La orografía del propio país, que ocupa buena parte de la costa del Pacífico latinoamericano, caracteriza sus productos, condicionados por un suelo volcánico y fuertes contrastes de altitud y climatología. Así como la gastronomía del norte y del sur mantuvo más sus raíces nativas, influenciada al norte por los pueblos andinos y al sur por los mapuches, el centro del país fue el que más transformó su cocina con aportaciones extranjeras.

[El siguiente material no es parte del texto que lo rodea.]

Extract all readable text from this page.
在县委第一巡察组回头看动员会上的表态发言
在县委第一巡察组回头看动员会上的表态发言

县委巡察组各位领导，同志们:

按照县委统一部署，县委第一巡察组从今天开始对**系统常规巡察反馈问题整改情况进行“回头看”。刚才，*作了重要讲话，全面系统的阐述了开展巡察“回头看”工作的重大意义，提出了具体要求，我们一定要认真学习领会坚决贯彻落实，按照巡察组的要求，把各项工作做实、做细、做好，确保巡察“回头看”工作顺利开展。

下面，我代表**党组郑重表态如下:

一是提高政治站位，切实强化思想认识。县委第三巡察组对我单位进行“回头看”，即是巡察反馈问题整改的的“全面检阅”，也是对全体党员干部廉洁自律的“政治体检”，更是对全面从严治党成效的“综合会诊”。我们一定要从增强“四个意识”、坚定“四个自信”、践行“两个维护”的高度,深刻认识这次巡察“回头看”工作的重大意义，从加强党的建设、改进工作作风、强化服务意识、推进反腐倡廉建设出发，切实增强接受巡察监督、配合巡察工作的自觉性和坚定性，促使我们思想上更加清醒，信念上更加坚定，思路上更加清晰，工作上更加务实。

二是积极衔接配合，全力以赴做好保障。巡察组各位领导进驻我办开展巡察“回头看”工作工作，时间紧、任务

Entre los platos típicos que encontramos dentro de la gastronomía chilena encontramos algunos como el Caldillo de Congrio, las Humitas o el Curanto.

Caldillo de Congrio. Lo podemos degustar en todo el litoral del país, su ingrediente estrella es el congrio, que se cocina con cebolla, patatas, zanahorias, tomates, ají, pimientos y vino blanco.

Humitas. Es un plato muy cocinado en los andes, por lo que podemos encontrarla en Argentina, Perú, Bolivia y Ecuador. A base de pasta de maíz, que se consigue machacando sus granos con cebolla y albahaca y cocinándolo en agua. Se preparan indistintamente dulces o saladas y se acompañan, generalmente, de ensalada de tomate.

Curanto. Es un plato típico de la cocina chilena del sur y su preparación responde a todo un ritual. El curanto se prepara al aire libre. En un hoyo escavado en el suelo, se preparan piedras muy calientes en las que cocinaremos los ingredientes. En función de la región, tienen protagonismo unos u otros ingredientes. Productos marinos, carnes, patatas y chapaleles (una masa que se elabora a base de patata cocida y harina de trigo).

Aunque si algo hay que destacar de la gastronomía chilena son sus vinos. Desde mediados del siglo XX los vinos chilenos han escalado posiciones en el ranking mundial, hasta situarse en los primeros puestos. Y destacan los vinos elaborados en los viñedos del centro del país, en los que se ha contado con mayor presencia de enólogos franceses y estadounidenses.

La uva Carmenérè destaca por ser exclusiva de Chile, puesto que en Europa se extinguió durante el siglo XIX por la filoxera (un parásito que ataca la vid).

Entre los cocineros más destacados del panorama chileno, nosotros mencionamos a uno. Su restaurante Bogaró es el único (además de Osaka) en la lista de los Mejores Restaurantes de Latinoamérica. Rodolfo Guzmán.

Rodolfo Guzmán gestiona su propio restaurante, Bogaró. Lo destacamos porque le caracteriza una cocina que él ha definido en múltiples ocasiones como «endémica» en la que el protagonismo es para los productos chilenos. Platos en los que se fusiona perfectamente la tradición de la cocina chilena y la vanguardia exigida en la alta cocina.